Since this e-mail was revealed, there has been a lot of criticism directed at Engler, and justifiably so. Two Michigan State trustees, Brian Mosallam and Dianne Byrum, almost immediately called for him to step down, as did Denhollander.
Earlier this week, a total of 137 people who have accused Nassar of sexual assault signed a letter to the university's board of trustees urging them to fire Engler over the remarks that he made in this e-mail.
Engler, who took over as the interim president at Michigan State after former president Lou Anna Simon resigned in the wake of the Nassar scandal in late January after serving as the university's president for more than 13 years, has now apologized for making the remarks that he made in this e-mail. Here is his statement, according to Detroit Free Press.
"Last week while I was on my way to Texas, a private email conversation of mine from April was made public. I didn’t give it the consideration it warranted.
"That was a big mistake. I was wrong. I apologize.
"When I started this interim position in February, it was never my intent to have an adversarial relationship with some of the survivors.
"My speculation about the lead plaintiff receiving kickbacks or referral fees hurt her deeply and for that I am truly sorry. She and the other survivors suffered greatly and they are entitled not to have their sincerity questioned, either individually or as a group. I apologize to her and her sister survivors.
"The days after the April Board of Trustees meeting were extremely frustrating. Emotions and tempers, including mine, were running at a high level. It seemed as though we would never be able to reach a successful settlement. Nothing we were doing seemed to work.

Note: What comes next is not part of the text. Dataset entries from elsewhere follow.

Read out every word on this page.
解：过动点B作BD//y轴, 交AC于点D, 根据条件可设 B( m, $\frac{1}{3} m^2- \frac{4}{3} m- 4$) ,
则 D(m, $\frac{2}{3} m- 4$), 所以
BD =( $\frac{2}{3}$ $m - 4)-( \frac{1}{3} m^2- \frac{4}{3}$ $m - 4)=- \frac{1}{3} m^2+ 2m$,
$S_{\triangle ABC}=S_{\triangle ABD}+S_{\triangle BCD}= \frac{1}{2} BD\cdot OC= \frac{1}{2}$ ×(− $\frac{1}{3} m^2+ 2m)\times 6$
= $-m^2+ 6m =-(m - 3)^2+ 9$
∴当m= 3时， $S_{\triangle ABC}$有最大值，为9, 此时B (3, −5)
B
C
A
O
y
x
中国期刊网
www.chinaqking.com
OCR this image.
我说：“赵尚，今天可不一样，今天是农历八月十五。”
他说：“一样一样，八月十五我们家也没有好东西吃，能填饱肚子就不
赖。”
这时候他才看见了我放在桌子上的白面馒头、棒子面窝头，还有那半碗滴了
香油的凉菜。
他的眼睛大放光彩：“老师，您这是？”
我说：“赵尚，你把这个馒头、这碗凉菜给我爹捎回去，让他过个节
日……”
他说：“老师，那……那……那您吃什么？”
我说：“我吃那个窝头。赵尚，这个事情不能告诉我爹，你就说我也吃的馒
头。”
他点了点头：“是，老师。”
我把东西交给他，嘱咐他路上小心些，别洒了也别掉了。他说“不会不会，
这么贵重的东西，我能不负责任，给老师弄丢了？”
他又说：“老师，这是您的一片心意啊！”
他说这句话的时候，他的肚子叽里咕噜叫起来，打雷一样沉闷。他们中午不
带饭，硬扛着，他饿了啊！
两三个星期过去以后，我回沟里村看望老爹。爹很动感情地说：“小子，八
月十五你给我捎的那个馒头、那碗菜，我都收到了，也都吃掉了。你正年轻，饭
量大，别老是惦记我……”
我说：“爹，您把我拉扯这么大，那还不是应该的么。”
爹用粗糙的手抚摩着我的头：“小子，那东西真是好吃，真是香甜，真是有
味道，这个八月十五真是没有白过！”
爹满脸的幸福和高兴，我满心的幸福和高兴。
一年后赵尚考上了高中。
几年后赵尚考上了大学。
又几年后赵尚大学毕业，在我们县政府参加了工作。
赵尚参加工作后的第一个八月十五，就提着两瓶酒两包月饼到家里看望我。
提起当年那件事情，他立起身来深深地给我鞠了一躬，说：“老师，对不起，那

"When I arrived at MSU, Larry Nassar was already in jail but students and survivors alike were protesting. I apologized publicly to the survivors on behalf of the University for the harm Nassar had done. Others from the university, including the Board of Trustees had also done so. But disappointment and anger overwhelmed those apologies. I felt from the day I arrived that the university and the survivors had to come together to reach a just and equitable settlement in order for the healing to begin.
"I also want to apologize to the MSU Board of Trustees and the Spartan community because my email created a major distraction from the important work we’re doing to make our campus safer.
"Days after I arrived, I moved to revoke Dean Strampel's tenure. We changed the protocols and policies in our medical clinics that allowed Nassar to escape detection for nearly two decades. We are dedicating more resources to sexual assault prevention and support services. Still that was not enough, a settlement had to be achieved.
"In May, we were able to do so.
"I am very proud that the plaintiffs, their very able counsel and the university were able to achieve a settlement which will help the healing begin. My private comments from April coming out last week impaired that healing and it reopened old wounds as many survivors felt compelled to come to the defense of the first woman who spoke out. My regrettable private email harmed the healing process and, for that, I am also very sorry.
"I will use my remaining time as Interim President of Michigan State University to continue implementing meaningful reforms that serve to increase safety and respect on our campus. Just as our new policies have assured the safety of any patient who visits an MSU clinic or is treated by an MSU physician, our additional staff and new leadership will make a profound difference across our campus.
"Finally, we continue to welcome specific suggestions about actions that might be taken to improve our success at preventing sexual misconduct or sexual assault on or off campus. Your ideas are welcomed and will be treated with the utmost consideration. Suggestions can be offered at my webpage: http://president.msu.edu."
At this point, it would appear that the former Michigan governor will not step down from his position as interim president at Michigan State.